Selain itu gerbong lori ini kebanyakan tidak memiliki rem, walau beberapa unit ada yang di lengkapi rem manual bawaan dari pabrik yang di putar dengan tangan dan tidak terkoneksi dengan rem dari lokomotif atau model rem dari rangkaian.
Lori pengangkut Tebu buatan Du Croo & Brauns (Belanda) yang di export ke Surabaya.
Model ini banyak di pergunakan di area Pabrik Gula di Jawa Timur
Lori ini sebetulnya ada beberapa jenis, tetapi kebanyakan lori di pulau Jawa adalah lori untuk sarana angkutan perkebunan terutama angkutan tebu.

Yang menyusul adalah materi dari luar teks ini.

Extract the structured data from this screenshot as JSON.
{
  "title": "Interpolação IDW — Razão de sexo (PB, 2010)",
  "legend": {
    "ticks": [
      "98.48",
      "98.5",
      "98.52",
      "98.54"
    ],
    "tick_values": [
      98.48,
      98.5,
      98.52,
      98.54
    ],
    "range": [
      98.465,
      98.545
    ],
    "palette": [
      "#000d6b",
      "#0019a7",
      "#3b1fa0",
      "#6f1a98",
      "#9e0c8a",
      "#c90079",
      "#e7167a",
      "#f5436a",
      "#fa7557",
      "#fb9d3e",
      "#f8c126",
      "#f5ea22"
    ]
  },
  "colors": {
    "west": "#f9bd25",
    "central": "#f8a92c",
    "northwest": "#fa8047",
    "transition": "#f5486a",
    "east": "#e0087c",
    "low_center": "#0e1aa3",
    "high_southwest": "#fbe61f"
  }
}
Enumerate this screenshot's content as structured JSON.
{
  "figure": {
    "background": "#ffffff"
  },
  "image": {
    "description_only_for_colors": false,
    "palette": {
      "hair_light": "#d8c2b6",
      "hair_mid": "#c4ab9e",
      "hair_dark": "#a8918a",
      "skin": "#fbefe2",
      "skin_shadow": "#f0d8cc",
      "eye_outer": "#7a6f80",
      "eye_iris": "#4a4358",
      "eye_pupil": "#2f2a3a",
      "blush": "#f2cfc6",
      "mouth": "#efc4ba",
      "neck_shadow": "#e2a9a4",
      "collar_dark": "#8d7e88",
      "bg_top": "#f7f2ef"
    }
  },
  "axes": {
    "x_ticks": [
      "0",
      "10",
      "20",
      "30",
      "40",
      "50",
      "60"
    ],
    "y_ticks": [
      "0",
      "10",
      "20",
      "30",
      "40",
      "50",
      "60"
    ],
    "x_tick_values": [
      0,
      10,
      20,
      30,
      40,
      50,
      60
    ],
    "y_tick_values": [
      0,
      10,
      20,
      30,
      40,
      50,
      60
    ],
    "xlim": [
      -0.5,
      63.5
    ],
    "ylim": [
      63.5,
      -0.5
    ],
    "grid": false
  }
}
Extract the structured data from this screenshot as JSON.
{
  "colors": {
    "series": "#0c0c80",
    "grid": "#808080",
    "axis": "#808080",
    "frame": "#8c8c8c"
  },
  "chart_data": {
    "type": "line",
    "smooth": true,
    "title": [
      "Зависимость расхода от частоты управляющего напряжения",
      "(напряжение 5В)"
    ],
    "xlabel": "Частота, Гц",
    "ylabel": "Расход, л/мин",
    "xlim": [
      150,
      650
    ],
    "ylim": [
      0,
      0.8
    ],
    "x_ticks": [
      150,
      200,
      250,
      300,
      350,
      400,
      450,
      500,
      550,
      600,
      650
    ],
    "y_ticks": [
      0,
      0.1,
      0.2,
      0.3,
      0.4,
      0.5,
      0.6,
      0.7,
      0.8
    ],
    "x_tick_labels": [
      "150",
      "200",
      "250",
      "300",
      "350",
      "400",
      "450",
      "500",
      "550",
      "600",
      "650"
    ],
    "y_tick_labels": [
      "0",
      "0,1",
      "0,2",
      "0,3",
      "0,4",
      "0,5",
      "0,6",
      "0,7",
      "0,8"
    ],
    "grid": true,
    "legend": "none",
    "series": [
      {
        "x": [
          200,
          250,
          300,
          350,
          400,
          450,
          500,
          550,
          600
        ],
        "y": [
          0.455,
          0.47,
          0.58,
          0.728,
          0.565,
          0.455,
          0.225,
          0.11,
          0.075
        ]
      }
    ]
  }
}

Saat ini yang akan saya bahas adalah lori yang fungsi utamanya adalah membawa tebu dari ladang menuju pabrik.
Sejarah adanya lori sampai saat ini masih belum jelas, tetapi bisa di pastikan penemuan lori pertamakali bersamaan dengan penemuan Kereta Api Decauvile yaitu sekitar tahun 1985 oleh Paul Decauville. Decauville sendiri alah sebutan KA dengan rel ukuran kecil yang fungsi utamanya adalah mengangkut hasil perkebunan dan tambang. Walau akhirnya perkembangan jalur Decauville ini menjadi angkutan prajurit ke medan perang oleh militer maupun untuk angkutan penumpang jarak dekat.
Kembali ke lori, Di pulau Jawa ini hampir seluruh pabrik gula menggunakan lori sebagai sarana angkutan batang tebu dari ladang ke dalam area pabrik, sampai akhirnya jasa lori tidak di pergunakan mulai tahun 1990an dan saat ini hanya sebagian saja pabrik gula di pulau jawa yang masih menggunakan jasa lori sebagai angkutan tebu. Sebagian lain nya hanya menggunakan lori sebagai sarana penampungan sementara di area emplasemen pabrik dan sebagian yang lain sudah menggunakan truck sebagai sarana angkutan tebu maupun untuk transit menuju ke penggilingan.
Untuk macam jenis pabrikan pembuat lori di Indonesia menurut sumber Rietsuikerfabriken Op Java en Hare Machinerieen (1930), kebanyakan berasal dari Du Croo & Brauns (Belanda), Orenstein Koppel (Jerman), H. E. Oving JRs (Belanda) dan beberapa merk lain seperti Krupp (Jerman)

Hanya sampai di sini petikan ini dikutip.